Era o ano de 1949 e Nelson Rodrigues estava precisando de dinheiro. O jornalista teve, então, a ideia de escrever crônicas no jornal carioca “O Correio da Manhã”, assinando como Myrna e respondendo a consultas sentimentais enviadas por leitores – histórias criadas na sua imaginação. Baseado nesses textos de Nelson, o diretor Elias Andreato escreveu um monólogo, transformando o personagem feminino numa conselheira de programa de rádio. A peça “Myrna sou eu – consultório sentimental de Nelson Rodrigues”, estreia quarta-feira (06/04) no Teatro Poeira, depois de três anos percorrendo São Paulo.
O ator Nilton Bicudo acha que essa foi a maneira do escritor exercitar seus lados feminino e masculino com mais liberdade.

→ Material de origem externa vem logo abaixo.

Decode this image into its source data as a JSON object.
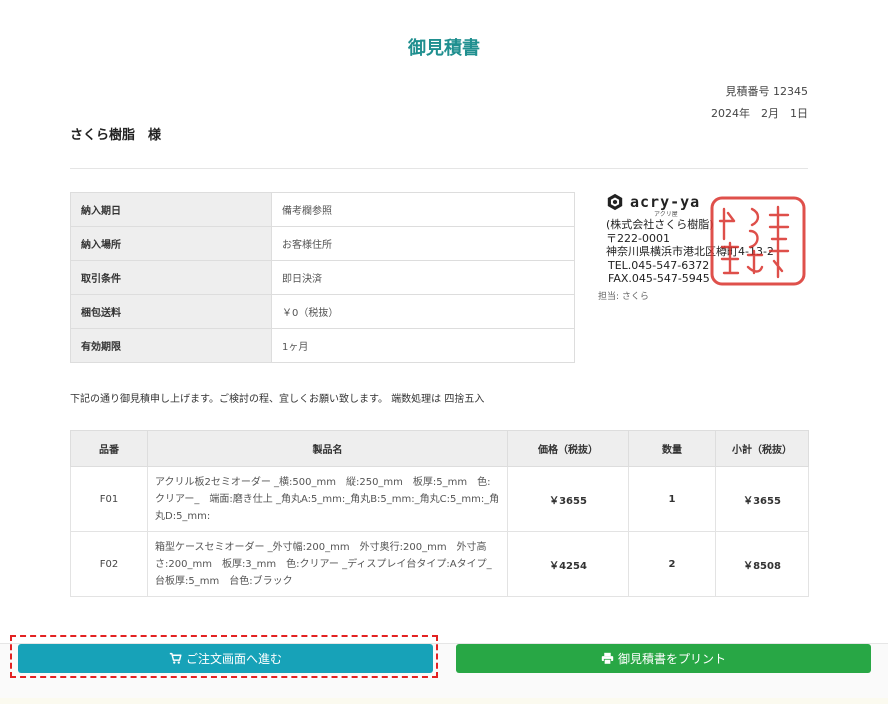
{
  "title": "御見積書",
  "quote_number": "見積番号 12345",
  "date": "2024年　2月　1日",
  "customer": "さくら樹脂　様",
  "info_rows": [
    {
      "label": "納入期日",
      "value": "備考欄参照"
    },
    {
      "label": "納入場所",
      "value": "お客様住所"
    },
    {
      "label": "取引条件",
      "value": "即日決済"
    },
    {
      "label": "梱包送料",
      "value": "￥0（税抜）"
    },
    {
      "label": "有効期限",
      "value": "1ヶ月"
    }
  ],
  "company": {
    "logo_text": "acry-ya",
    "logo_sub": "アクリ屋",
    "name": "(株式会社さくら樹脂)",
    "postal": "〒222-0001",
    "address": "神奈川県横浜市港北区樽町4-13-2",
    "tel": "TEL.045-547-6372",
    "fax": "FAX.045-547-5945",
    "person": "担当: さくら",
    "seal_text": "株式会社さくら樹脂之印"
  },
  "note": "下記の通り御見積申し上げます。ご検討の程、宜しくお願い致します。 端数処理は 四捨五入",
  "items_table": {
    "headers": [
      "品番",
      "製品名",
      "価格（税抜）",
      "数量",
      "小計（税抜）"
    ],
    "rows": [
      {
        "code": "F01",
        "name": "アクリル板2セミオーダー _横:500_mm　縦:250_mm　板厚:5_mm　色:クリアー_　端面:磨き仕上 _角丸A:5_mm:_角丸B:5_mm:_角丸C:5_mm:_角丸D:5_mm:",
        "price": "￥3655",
        "qty": "1",
        "subtotal": "￥3655"
      },
      {
        "code": "F02",
        "name": "箱型ケースセミオーダー _外寸幅:200_mm　外寸奥行:200_mm　外寸高さ:200_mm　板厚:3_mm　色:クリアー _ディスプレイ台タイプ:Aタイプ_　台板厚:5_mm　台色:ブラック",
        "price": "￥4254",
        "qty": "2",
        "subtotal": "￥8508"
      }
    ]
  },
  "buttons": {
    "order": "ご注文画面へ進む",
    "print": "御見積書をプリント"
  },
  "colors": {
    "title": "#1f8f8f",
    "order_button": "#17a2b8",
    "print_button": "#28a745",
    "highlight": "#e32222",
    "seal": "#d9312b"
  },
  "icons": {
    "order": "cart-icon",
    "print": "print-icon"
  }
}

Ele acredita que o dramaturgo era intensamente romântico. “Quando Nelson diz que a mulher normal pode amar dois, três, quatro homens ao mesmo tempo, ele se refere a um lado mais espiritual da mulher, da capacidade de amar o pai, o irmão, o marido, todos profundamente”. Nilton também tem uma interpretação bem própria da conhecida frase rodrigueana “Nem toda mulher gosta de apanhar, só as normais”. “Entendo esse apanhar no sentido figurado, como o amor difícil, aquele que faz sofrer”, acrescenta o ator.
A peça tem conselhos para casadas, desquitadas, solteiras, viúvas, feias e bonitas, mas os homens estão presentes o tempo todo no contexto. “O público masculino se sente especialmente vingado quando, no final, a Myrna diz: ‘Os homens mentiriam menos se as mulheres fizessem menos perguntas’”, conta Bicudo. “A peça chega num momento bom. São conselhos dados há quase 70 anos por um gênio, sobre solidão e amor”, conclui o artista paulista.